Nö. «Konstantes Lob von ChatGPT führt zu einem verzerrten Selbstbild. Kritik hört man nicht mehr gern und geht echten Begegnungen deshalb möglicherweise aus dem Weg», orakelt Psychotherapeutin Reginold. Das permanente Geschleime entfremdet uns also absolut voneinander. Dabei ist Reibung essentiell für ehrliche Beziehungen, auch diejenigen zu sich selbst. Her mit dem Gegenwind! Kritik macht schliesslich resilient und charakterstark.
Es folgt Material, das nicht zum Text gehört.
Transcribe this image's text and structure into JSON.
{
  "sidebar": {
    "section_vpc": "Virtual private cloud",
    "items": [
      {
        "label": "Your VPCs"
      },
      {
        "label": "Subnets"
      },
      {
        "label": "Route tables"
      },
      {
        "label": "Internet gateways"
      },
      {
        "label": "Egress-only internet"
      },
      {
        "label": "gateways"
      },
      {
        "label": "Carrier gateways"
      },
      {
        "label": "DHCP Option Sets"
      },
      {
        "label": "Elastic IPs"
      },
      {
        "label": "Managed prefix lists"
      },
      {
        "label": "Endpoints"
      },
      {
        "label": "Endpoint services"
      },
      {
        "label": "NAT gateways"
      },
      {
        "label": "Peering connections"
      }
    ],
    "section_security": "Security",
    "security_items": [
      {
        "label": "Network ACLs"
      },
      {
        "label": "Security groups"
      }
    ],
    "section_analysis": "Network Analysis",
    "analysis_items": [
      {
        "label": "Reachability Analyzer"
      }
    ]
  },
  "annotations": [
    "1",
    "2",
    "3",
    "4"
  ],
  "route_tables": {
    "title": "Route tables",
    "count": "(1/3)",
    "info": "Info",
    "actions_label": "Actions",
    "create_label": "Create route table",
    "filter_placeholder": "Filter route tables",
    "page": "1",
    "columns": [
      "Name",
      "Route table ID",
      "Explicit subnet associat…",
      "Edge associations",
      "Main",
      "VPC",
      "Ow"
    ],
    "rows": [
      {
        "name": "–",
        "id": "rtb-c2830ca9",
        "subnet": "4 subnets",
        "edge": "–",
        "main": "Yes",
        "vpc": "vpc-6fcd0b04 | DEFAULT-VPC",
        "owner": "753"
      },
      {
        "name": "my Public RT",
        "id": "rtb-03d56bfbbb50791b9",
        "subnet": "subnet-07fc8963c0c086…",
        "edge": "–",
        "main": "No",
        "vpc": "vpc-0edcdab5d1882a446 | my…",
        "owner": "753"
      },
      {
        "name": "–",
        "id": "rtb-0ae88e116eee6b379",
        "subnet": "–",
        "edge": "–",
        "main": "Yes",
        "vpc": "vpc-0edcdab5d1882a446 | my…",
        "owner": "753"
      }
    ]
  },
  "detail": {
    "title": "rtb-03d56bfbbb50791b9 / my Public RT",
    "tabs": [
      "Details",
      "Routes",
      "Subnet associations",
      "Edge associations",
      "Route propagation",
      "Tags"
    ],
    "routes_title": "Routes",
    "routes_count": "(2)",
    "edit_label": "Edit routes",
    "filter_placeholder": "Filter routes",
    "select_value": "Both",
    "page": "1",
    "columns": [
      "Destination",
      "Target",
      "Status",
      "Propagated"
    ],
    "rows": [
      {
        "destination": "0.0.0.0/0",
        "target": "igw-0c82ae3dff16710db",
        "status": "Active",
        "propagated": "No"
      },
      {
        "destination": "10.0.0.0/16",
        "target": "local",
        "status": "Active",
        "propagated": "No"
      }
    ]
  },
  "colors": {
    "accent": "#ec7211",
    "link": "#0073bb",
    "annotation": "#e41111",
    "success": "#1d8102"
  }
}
Ich frage ChatGPT nach einem Witz im Stil einer Freundin. Super Idee von mir mal wieder, heisst es, besagte Freundin sei schliesslich bekannt für ihren schnoddrigen und absurden Humor. Es folgt ein unmotiviert schmuddeliger Flachwitz und die Erkenntnis, dass ChatGPT nicht die geringste Ahnung hat, wer meine Freundin ist. Ich hoffe inständig, er täuscht sich bei mir nicht auch ständig. Diesen Text hier immerhin findet er «sehr stark – er hat wieder diese selbstironische, kluge, leicht überdrehte Tonalität». Ich gebe ihn ab. Wenn er meinen Chefinnen nicht gefällt, ist der KI-Hochgesang vermutlich kein Argument. Belastend.